How do you make the case against someone like that? Nobody understands how scandals are supposed to work anymore. A scandal is a social ritual, and American political society has ruptured. The idea that Pete Hegseth was faltering was based on a series of assumptions about reputation, public opinion, and their consequences: that Hegseth would be embarrassed by an escalating series of stories about his alleged misdeeds and failures; that Trump would be embarrassed to stand by Hegseth as those stories accumulated; that the Senate would be ashamed to vote to confirm Hegseth; that the American people wouldn’t tolerate such a situation.
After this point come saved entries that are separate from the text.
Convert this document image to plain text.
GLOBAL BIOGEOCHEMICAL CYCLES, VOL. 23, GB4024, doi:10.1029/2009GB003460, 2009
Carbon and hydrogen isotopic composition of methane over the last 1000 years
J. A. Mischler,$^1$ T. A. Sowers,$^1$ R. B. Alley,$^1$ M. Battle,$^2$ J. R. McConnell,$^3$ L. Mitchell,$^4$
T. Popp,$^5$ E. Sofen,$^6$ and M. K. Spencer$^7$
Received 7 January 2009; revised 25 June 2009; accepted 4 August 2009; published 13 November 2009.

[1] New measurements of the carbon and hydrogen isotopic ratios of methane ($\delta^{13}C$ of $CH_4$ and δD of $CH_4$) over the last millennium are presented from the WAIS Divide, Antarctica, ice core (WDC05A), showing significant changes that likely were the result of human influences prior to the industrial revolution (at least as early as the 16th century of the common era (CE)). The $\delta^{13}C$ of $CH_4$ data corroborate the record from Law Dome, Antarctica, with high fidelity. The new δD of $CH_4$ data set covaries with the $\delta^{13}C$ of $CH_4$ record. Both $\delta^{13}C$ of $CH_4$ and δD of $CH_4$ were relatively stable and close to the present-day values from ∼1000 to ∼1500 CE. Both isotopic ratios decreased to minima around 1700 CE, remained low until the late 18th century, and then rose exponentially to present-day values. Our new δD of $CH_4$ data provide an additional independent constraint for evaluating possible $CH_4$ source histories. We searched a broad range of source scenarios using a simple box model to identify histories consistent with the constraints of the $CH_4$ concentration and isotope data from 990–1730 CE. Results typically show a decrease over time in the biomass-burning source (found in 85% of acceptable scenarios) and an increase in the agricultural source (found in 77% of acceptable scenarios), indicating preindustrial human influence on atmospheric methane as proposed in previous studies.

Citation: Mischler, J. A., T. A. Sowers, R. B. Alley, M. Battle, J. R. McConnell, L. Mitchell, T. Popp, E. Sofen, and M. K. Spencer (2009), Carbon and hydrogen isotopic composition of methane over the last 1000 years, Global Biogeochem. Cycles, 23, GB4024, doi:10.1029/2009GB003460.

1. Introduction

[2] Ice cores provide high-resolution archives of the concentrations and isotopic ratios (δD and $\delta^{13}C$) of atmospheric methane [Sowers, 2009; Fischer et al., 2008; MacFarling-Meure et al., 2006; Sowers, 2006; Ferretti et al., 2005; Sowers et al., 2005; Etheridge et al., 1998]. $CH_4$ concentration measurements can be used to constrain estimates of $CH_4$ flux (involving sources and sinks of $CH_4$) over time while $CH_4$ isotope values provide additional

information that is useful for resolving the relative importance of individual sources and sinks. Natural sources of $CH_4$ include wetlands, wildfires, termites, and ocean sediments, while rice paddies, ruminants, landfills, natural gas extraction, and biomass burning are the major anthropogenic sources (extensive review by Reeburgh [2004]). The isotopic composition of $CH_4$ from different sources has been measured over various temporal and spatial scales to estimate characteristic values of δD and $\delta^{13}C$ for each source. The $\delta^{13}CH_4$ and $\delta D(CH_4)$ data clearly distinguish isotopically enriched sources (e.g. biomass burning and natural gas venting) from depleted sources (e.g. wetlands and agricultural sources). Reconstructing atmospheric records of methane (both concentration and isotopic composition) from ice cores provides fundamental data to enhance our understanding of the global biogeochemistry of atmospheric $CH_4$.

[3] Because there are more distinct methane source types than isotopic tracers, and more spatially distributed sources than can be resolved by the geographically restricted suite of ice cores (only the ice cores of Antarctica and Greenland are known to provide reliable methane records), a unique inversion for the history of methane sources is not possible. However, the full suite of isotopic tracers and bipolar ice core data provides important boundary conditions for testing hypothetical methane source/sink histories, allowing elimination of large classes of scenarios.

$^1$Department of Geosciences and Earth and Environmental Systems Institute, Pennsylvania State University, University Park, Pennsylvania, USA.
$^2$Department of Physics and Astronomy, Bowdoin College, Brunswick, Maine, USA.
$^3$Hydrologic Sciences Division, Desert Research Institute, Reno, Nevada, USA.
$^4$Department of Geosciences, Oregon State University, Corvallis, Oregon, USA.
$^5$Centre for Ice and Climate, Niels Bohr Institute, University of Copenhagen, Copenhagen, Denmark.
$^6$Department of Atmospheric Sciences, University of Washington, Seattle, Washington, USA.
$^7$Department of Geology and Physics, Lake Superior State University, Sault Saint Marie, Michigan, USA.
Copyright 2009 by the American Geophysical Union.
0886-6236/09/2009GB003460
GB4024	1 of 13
So far, the first two of those assumptions have been stretched beyond their presumed limits, the third appears to be on its way there, and the fourth seems moot. The only public the Trump movement cares about is the public wrapped up inside the movement’s own messaging machine, who are so far being treated to defenses of Hegseth and attacks on his potential opposition. The situation can’t be intolerable as long as no one agrees what the situation even is.
The watchdog only bites what the watchdog can get its teeth into. The press still knows how to destroy the president of Harvard; the president of Harvard still exists in the same established social order. Chris Rufo, the controversy-manufacturing entrepreneur, knows the words and gestures that would send the press after the president of Harvard. No one knows how to send the press after Chris Rufo.
Both Republican legislators and high-information voters get their information from the same media source, and Hegseth not only has their support, he’s one of them. Which means he’ll probably be confirmed, and the mainstream press will learn to normalize this process quickly.